# single phase Emco Super 11 and VFD



## pdofak (Sep 14, 2014)

Hi,
Newly acquired 120v Super 11 wishes it had a VFD.

Now as I've been led to believe, the 1 phase Emco actually uses 3 phase motors but has added run caps to trick the 3 phase motors into running on 1 phase. The wiring diagram looks like that's true but it's hard to be sure because of the complexity of the 2 speed motor switching makes it hard to grok. It is either a 3 phase motor tricked into two speeds and single phase. Or else it's a single phase motor with high and low speed windings.

The diagram definitely states a single phase motor. And the more I look at it it seems it could be a 1ph 2 speed setup.
Does anyone have knowledge on the topic?

So is a VFD just wishful thinking with this motor?

Thanks for your thoughts.
Patrick


----------



## Hawkeye (Sep 14, 2014)

Single phase motors do have capacitors, depending on the type.
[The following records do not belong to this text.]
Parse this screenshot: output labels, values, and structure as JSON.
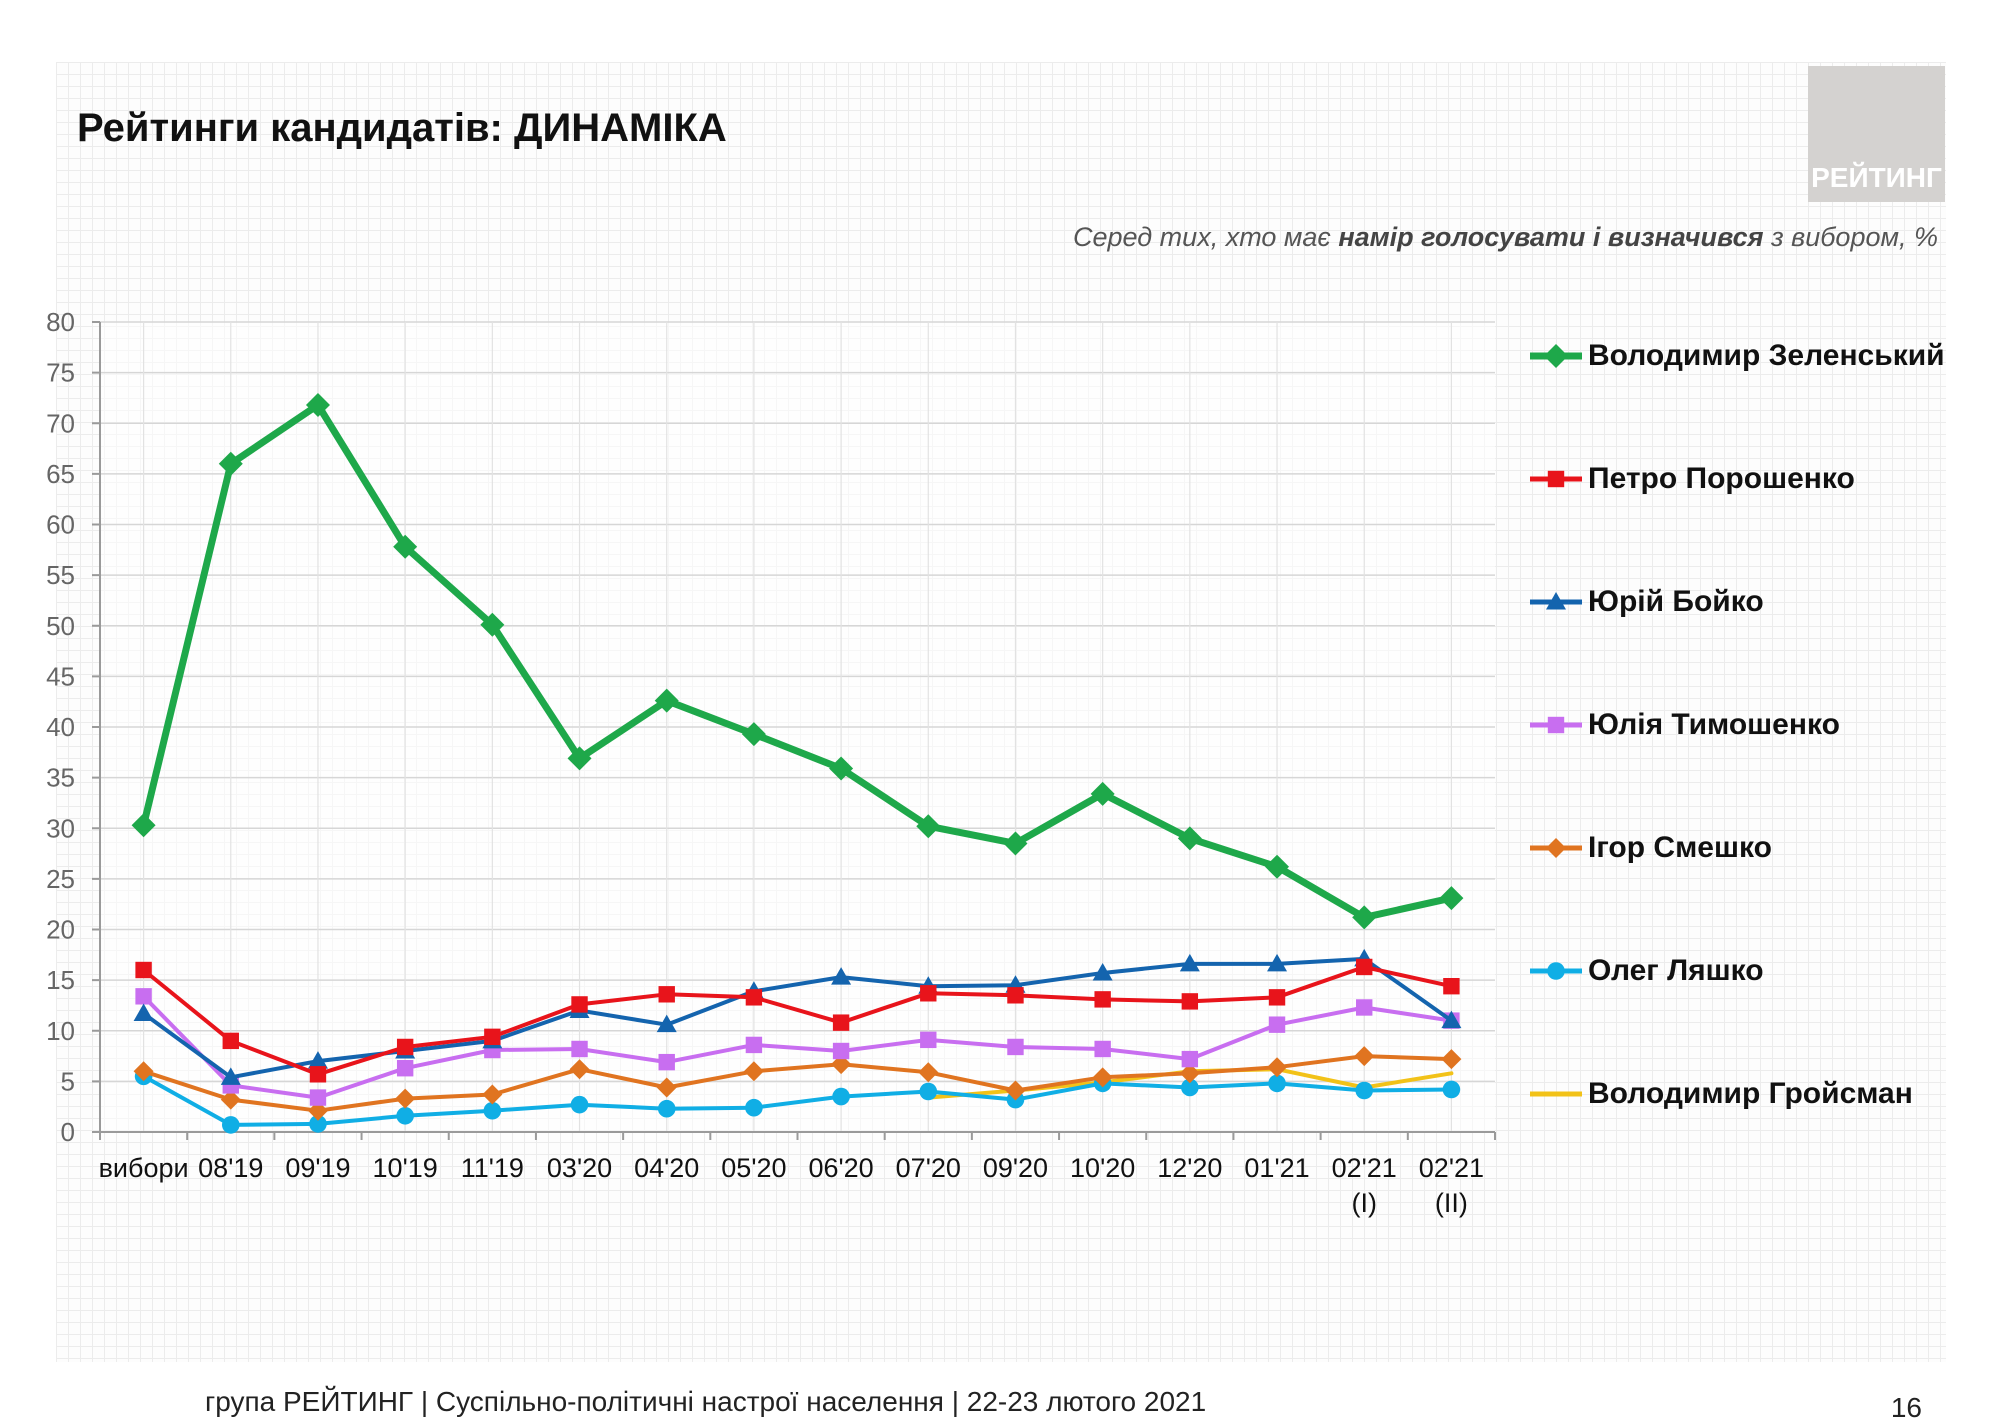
{
  "title": "Рейтинги кандидатів: ДИНАМІКА",
  "logo_text": "РЕЙТИНГ",
  "subtitle": {
    "prefix": "Серед тих, хто має ",
    "bold": "намір голосувати і визначився",
    "suffix": " з вибором, %"
  },
  "footer": "група РЕЙТИНГ | Суспільно-політичні настрої населення  | 22-23 лютого 2021",
  "page_number": "16",
  "chart_data": {
    "type": "line",
    "title": "",
    "xlabel": "",
    "ylabel": "",
    "ylim": [
      0,
      80
    ],
    "yticks": [
      0,
      5,
      10,
      15,
      20,
      25,
      30,
      35,
      40,
      45,
      50,
      55,
      60,
      65,
      70,
      75,
      80
    ],
    "grid": true,
    "legend_position": "right",
    "categories": [
      [
        "вибори"
      ],
      [
        "08'19"
      ],
      [
        "09'19"
      ],
      [
        "10'19"
      ],
      [
        "11'19"
      ],
      [
        "03'20"
      ],
      [
        "04'20"
      ],
      [
        "05'20"
      ],
      [
        "06'20"
      ],
      [
        "07'20"
      ],
      [
        "09'20"
      ],
      [
        "10'20"
      ],
      [
        "12'20"
      ],
      [
        "01'21"
      ],
      [
        "02'21",
        "(I)"
      ],
      [
        "02'21",
        "(II)"
      ]
    ],
    "series": [
      {
        "name": "Володимир Зеленський",
        "color": "#1ea84a",
        "marker": "diamond",
        "width": 7,
        "values": [
          30.3,
          66,
          71.8,
          57.8,
          50.1,
          36.9,
          42.6,
          39.3,
          35.9,
          30.2,
          28.5,
          33.4,
          29,
          26.2,
          21.2,
          23.1
        ]
      },
      {
        "name": "Петро Порошенко",
        "color": "#e8141b",
        "marker": "square",
        "width": 4,
        "values": [
          16,
          9,
          5.7,
          8.4,
          9.4,
          12.6,
          13.6,
          13.3,
          10.8,
          13.7,
          13.5,
          13.1,
          12.9,
          13.3,
          16.3,
          14.4
        ]
      },
      {
        "name": "Юрій Бойко",
        "color": "#1464ae",
        "marker": "triangle",
        "width": 4,
        "values": [
          11.7,
          5.4,
          7,
          8,
          9,
          12,
          10.6,
          13.9,
          15.3,
          14.4,
          14.5,
          15.7,
          16.6,
          16.6,
          17.1,
          11
        ]
      },
      {
        "name": "Юлія Тимошенко",
        "color": "#c86ef0",
        "marker": "square",
        "width": 4,
        "values": [
          13.4,
          4.6,
          3.4,
          6.3,
          8.1,
          8.2,
          6.9,
          8.6,
          8,
          9.1,
          8.4,
          8.2,
          7.2,
          10.6,
          12.3,
          11
        ]
      },
      {
        "name": "Ігор Смешко",
        "color": "#e07420",
        "marker": "diamond",
        "width": 4,
        "values": [
          6,
          3.2,
          2.1,
          3.3,
          3.7,
          6.2,
          4.4,
          6,
          6.7,
          5.9,
          4.1,
          5.4,
          5.8,
          6.4,
          7.5,
          7.2
        ]
      },
      {
        "name": "Олег Ляшко",
        "color": "#10aee5",
        "marker": "circle",
        "width": 4,
        "values": [
          5.5,
          0.7,
          0.8,
          1.6,
          2.1,
          2.7,
          2.3,
          2.4,
          3.5,
          4,
          3.2,
          4.8,
          4.4,
          4.8,
          4.1,
          4.2
        ]
      },
      {
        "name": "Володимир Гройсман",
        "color": "#f2c218",
        "marker": "none",
        "width": 4,
        "values": [
          null,
          null,
          null,
          null,
          null,
          null,
          null,
          null,
          null,
          3.4,
          4.1,
          4.9,
          6,
          6.2,
          4.4,
          5.8
        ]
      }
    ]
  }
}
Looks like you have a two-speed motor. If there is room, you can probably fit in a 3-phase motor and mount a vfd. No worries about losing the two speeds - you'd have infinite speed control.

You would have to scrap the existing wiring and make a whole new harness. Possibly some brackets and adapters to make as well. The end result would, IMHO, be well worth the effort.


----------